Three graduates of the Berlin Rabbinical Seminary were inducted into office in a historic ceremony in the German capital on Tuesday.
They are the first rabbis to be ordained in Berlin since the Nazis began their murderous campaign against Jews in the 1930s.
Among the dignitaries marking the occasion in the Beth Zion Synagogue were German Foreign Minister Heiko Maas and Berlin Mayor Michael Müller.
"The fact that Berlin — the place where deportations and extermination was planned and decided — is once again home to the largest Jewish community in Germany, is ... an undeserved gift," Maas told the audience. "We must preserve this gift with all our strength."
"Together we must defend our freedom and our open society," he said. "Our responsibility to protect Jewish life never ends."
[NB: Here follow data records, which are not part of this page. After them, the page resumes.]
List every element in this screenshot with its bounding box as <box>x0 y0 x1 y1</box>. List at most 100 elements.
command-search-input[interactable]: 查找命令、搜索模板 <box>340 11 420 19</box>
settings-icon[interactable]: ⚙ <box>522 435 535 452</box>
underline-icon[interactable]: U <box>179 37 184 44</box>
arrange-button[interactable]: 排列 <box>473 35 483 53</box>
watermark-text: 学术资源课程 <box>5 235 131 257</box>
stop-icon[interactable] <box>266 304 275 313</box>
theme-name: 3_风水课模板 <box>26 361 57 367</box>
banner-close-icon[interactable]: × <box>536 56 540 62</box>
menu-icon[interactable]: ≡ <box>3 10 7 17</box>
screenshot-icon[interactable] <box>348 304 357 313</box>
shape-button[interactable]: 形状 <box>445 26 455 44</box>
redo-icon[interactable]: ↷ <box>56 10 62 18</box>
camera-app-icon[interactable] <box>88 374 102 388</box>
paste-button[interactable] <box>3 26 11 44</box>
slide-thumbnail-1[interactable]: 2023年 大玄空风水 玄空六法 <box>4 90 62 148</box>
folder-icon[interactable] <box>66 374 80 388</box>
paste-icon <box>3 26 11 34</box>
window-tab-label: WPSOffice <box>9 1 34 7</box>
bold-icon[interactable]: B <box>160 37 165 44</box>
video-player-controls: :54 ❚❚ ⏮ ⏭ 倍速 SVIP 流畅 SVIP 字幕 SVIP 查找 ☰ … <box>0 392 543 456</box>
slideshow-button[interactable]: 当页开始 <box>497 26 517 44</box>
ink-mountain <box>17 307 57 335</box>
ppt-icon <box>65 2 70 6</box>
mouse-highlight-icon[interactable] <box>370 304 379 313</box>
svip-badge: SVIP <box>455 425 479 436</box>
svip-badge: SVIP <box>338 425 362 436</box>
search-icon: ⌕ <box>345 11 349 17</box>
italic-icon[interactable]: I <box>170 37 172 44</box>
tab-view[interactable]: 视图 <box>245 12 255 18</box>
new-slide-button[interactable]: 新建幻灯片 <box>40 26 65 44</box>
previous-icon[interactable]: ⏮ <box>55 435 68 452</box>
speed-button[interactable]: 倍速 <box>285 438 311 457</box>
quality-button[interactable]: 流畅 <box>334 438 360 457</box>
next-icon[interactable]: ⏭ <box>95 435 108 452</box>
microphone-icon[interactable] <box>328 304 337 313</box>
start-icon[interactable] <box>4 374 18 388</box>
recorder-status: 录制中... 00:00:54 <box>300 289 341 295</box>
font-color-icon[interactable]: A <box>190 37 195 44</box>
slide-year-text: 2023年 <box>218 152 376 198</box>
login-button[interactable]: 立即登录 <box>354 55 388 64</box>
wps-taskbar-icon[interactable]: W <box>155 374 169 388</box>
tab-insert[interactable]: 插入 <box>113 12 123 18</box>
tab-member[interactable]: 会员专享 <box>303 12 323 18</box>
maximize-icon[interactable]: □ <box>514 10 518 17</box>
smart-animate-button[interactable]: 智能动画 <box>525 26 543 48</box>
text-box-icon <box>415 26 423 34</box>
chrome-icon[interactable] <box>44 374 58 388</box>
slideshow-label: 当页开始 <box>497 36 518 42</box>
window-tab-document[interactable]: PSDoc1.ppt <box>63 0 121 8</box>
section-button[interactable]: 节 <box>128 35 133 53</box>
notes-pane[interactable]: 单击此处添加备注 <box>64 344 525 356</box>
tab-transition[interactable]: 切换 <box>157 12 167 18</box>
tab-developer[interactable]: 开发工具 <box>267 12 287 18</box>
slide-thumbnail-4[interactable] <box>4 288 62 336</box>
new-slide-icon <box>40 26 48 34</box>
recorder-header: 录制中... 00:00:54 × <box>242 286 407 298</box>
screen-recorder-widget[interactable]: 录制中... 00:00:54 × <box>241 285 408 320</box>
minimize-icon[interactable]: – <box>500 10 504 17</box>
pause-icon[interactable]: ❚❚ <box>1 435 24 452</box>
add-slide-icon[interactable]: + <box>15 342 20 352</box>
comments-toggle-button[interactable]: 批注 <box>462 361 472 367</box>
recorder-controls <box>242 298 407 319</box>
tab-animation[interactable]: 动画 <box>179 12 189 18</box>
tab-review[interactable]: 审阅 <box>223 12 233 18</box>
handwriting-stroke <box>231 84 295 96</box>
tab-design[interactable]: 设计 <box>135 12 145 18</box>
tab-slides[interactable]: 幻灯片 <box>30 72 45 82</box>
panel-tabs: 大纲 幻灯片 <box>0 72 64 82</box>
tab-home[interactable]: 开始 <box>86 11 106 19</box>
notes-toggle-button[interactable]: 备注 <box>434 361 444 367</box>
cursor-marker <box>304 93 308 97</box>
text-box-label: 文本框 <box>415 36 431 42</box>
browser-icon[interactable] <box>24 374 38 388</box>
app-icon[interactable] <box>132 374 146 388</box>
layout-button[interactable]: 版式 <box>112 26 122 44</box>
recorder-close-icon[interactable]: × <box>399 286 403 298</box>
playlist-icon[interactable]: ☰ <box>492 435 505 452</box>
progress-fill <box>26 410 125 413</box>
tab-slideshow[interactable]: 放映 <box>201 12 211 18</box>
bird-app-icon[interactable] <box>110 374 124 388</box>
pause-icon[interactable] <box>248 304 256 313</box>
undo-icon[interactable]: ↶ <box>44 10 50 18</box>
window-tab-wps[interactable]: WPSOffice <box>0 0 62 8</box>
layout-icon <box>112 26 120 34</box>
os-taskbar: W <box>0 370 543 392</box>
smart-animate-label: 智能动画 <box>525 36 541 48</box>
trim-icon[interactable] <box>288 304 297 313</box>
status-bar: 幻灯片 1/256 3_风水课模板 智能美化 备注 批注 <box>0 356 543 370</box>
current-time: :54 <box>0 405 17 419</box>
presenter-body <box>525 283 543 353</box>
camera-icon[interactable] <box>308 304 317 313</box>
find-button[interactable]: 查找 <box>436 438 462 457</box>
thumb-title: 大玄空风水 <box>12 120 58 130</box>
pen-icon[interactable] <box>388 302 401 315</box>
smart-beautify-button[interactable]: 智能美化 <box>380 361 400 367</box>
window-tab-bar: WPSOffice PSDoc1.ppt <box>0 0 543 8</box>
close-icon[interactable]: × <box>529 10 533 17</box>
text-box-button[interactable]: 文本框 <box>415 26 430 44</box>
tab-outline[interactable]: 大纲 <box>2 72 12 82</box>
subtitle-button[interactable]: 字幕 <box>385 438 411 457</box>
The president of the Central Council of Jews in Germany, Josef Schuster, who was also present, urged the non-Jewish majority to speak out against anti-Jewish sentiment, which he said was spreading at an "alarming speed" across the country.
Foreign Minister Maas wished the three seminary graduates Alexander Kahanovsky, Shraga Yaakov Ponomarov and Shlomo Sajatz luck in their posts. "In their communities, they will help to ensure that Germany continues to be a safe place for Jews," he said.
Three Jewish cantors — preachers in the synagogue — were also ordained in Tuesday's ceremony.